Apretó el acelerador a fondo y embistió.

– ¡NOOOO! -chillaba Muñeco mientras corría hacia la entrada del garaje. Estaba escuchando la poderosa batería de motores del Roña volver a la vida con su acostumbrada fanfarria, un sonido potente y atroz a un mismo tiempo-. ¡MI ROÑA NOO!

– ¡MUÑECO! -gritó Malacara a su espalda, adivinando lo que iba a pasar a continuación.

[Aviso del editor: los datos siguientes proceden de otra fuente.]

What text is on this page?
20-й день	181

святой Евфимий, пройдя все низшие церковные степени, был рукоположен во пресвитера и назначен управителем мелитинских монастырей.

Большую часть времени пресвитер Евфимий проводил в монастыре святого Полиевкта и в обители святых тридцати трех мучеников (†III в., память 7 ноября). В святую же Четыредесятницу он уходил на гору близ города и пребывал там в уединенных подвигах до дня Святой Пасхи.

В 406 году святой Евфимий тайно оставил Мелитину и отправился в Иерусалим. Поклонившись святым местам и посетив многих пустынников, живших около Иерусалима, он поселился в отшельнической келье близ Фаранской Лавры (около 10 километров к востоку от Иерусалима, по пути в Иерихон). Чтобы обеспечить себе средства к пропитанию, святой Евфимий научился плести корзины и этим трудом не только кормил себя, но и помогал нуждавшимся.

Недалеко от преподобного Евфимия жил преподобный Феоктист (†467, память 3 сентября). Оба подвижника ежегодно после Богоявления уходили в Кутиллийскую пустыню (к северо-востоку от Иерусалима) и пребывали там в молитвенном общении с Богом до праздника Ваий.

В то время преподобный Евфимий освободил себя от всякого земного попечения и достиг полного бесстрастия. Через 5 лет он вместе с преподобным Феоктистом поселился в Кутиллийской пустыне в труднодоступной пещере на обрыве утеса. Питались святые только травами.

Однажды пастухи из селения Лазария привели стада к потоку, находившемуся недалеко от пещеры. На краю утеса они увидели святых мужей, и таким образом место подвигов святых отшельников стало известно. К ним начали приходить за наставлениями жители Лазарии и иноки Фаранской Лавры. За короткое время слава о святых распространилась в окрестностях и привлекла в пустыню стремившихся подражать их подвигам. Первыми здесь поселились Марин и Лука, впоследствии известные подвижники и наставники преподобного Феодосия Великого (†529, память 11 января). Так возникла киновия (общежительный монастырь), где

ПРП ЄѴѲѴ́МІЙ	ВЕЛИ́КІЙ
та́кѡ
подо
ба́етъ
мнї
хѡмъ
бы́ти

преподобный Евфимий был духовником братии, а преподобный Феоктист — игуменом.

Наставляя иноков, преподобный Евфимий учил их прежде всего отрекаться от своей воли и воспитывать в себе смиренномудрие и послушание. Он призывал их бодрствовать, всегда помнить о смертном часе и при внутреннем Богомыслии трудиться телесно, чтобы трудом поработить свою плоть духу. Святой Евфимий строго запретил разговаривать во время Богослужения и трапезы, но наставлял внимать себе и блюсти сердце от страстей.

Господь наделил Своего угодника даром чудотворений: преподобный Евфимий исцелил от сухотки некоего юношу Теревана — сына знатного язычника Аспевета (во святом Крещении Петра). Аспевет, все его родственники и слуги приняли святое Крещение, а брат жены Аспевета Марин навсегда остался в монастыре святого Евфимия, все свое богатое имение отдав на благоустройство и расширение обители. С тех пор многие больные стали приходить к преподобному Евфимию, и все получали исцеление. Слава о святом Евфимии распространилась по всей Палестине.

Pero era demasiado tarde. Muñeco amaba aquella máquina más que a ninguna otra cosa en el mundo, y la posibilidad de perderla le cegaba. La había construido diligentemente durante los últimos dos meses, utilizando todos los conocimientos de mecánica que estaban a su alcance, y un poco más. En Tepito le llamaban el Rey, pero con la mecánica del Roña se había erigido en Dios.

Se plantó delante de la reja, con los brazos extendidos, como si pudiera vetar de alguna forma la salida del vehículo.

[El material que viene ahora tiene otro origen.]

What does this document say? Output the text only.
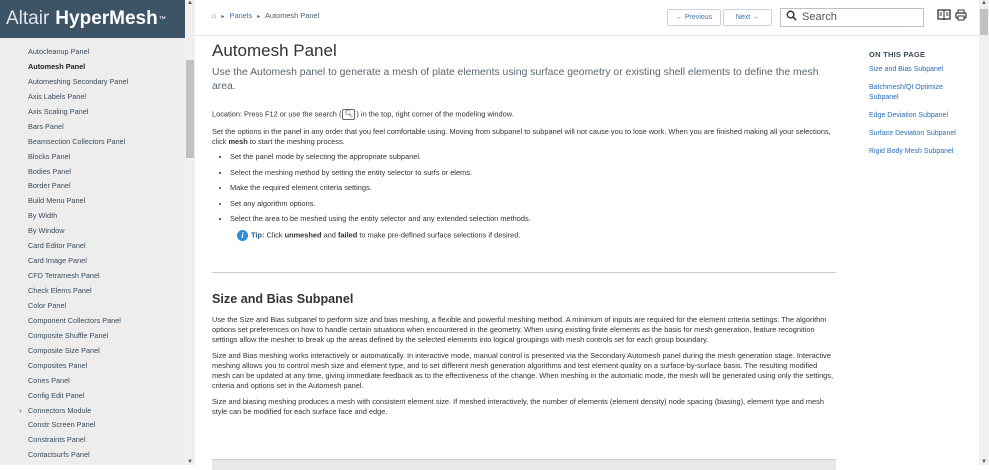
Altair HyperMesh ™
Autocleanup Panel
Automesh Panel
Automeshing Secondary Panel
Axis Labels Panel
Axis Scaling Panel
Bars Panel
Beamsection Collectors Panel
Blocks Panel
Bodies Panel
Border Panel
Build Menu Panel
By Width
By Window
Card Editor Panel
Card Image Panel
CFD Tetramesh Panel
Check Elems Panel
Color Panel
Component Collectors Panel
Composite Shuffle Panel
Composite Size Panel
Composites Panel
Cones Panel
Config Edit Panel
› Connectors Module
Constr Screen Panel
Constraints Panel
Contactsurfs Panel
▲
▼
⌂ ▸ Panels ▸ Automesh Panel	← Previous	Next →
Search
Automesh Panel
Use the Automesh panel to generate a mesh of plate elements using surface geometry or existing shell elements to define the mesh area.

Location: Press F12 or use the search ( 🔍︎ ) in the top, right corner of the modeling window.

Set the options in the panel in any order that you feel comfortable using. Moving from subpanel to subpanel will not cause you to lose work. When you are finished making all your selections, click mesh to start the meshing process.

• Set the panel mode by selecting the appropriate subpanel.
• Select the meshing method by setting the entity selector to surfs or elems.
• Make the required element criteria settings.
• Set any algorithm options.
• Select the area to be meshed using the entity selector and any extended selection methods.
i Tip: Click unmeshed and failed to make pre-defined surface selections if desired.
Size and Bias Subpanel

Use the Size and Bias subpanel to perform size and bias meshing, a flexible and powerful meshing method. A minimum of inputs are required for the element criteria settings. The algorithm options set preferences on how to handle certain situations when encountered in the geometry. When using existing finite elements as the basis for mesh generation, feature recognition settings allow the mesher to break up the areas defined by the selected elements into logical groupings with mesh controls set for each group boundary.

Size and Bias meshing works interactively or automatically. In interactive mode, manual control is presented via the Secondary Automesh panel during the mesh generation stage. Interactive meshing allows you to control mesh size and element type, and to set different mesh generation algorithms and test element quality on a surface-by-surface basis. The resulting modified mesh can be updated at any time, giving immediate feedback as to the effectiveness of the change. When meshing in the automatic mode, the mesh will be generated using only the settings, criteria and options set in the Automesh panel.

Size and biasing meshing produces a mesh with consistent element size. If meshed interactively, the number of elements (element density) node spacing (biasing), element type and mesh style can be modified for each surface face and edge.

ON THIS PAGE
Size and Bias Subpanel
Batchmesh/QI Optimize Subpanel
Edge Deviation Subpanel
Surface Deviation Subpanel
Rigid Body Mesh Subpanel
▲
▼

Y entonces la reja saltó por los aires, como la cola prensil de una serpiente pitón. Sus rodamientos le golpearon en la cara con una fuerza brutal y la cabeza se separó de su cuello, saliendo despedida a una velocidad endiablada. Un borbotón de sangre se elevó en el aire como el agua de una fuente. Casi al instante, el todoterreno emergió del garaje como una bestia que surge de su cueva, presta para despedazar. El Roña pasó por encima del cuerpo del mexicano, que crujió como un saco de piñas bajo una prensa y se perdió bajo las ruedas, donde se enredó en formas imposibles. La sangre salió despedida en todas direcciones. Una vez más, Frankenstein había asesinado a su creador.

Malacara vio cómo el Roña caía otra vez sobre el suelo y se alejaba, derrapando salvajemente mientras intentaba recobrar el control envuelto en una nube de polvo.

Mucho tiempo después, cuando se le encontraba con un par de cervezas de más en el cuerpo, Malacara podía jurar, poniendo la mano sobre las Sagradas Escrituras, que la cabeza cercenada de Muñeco, ya en el suelo, seguía la trayectoria de su Roña a medida que se perdía de vista.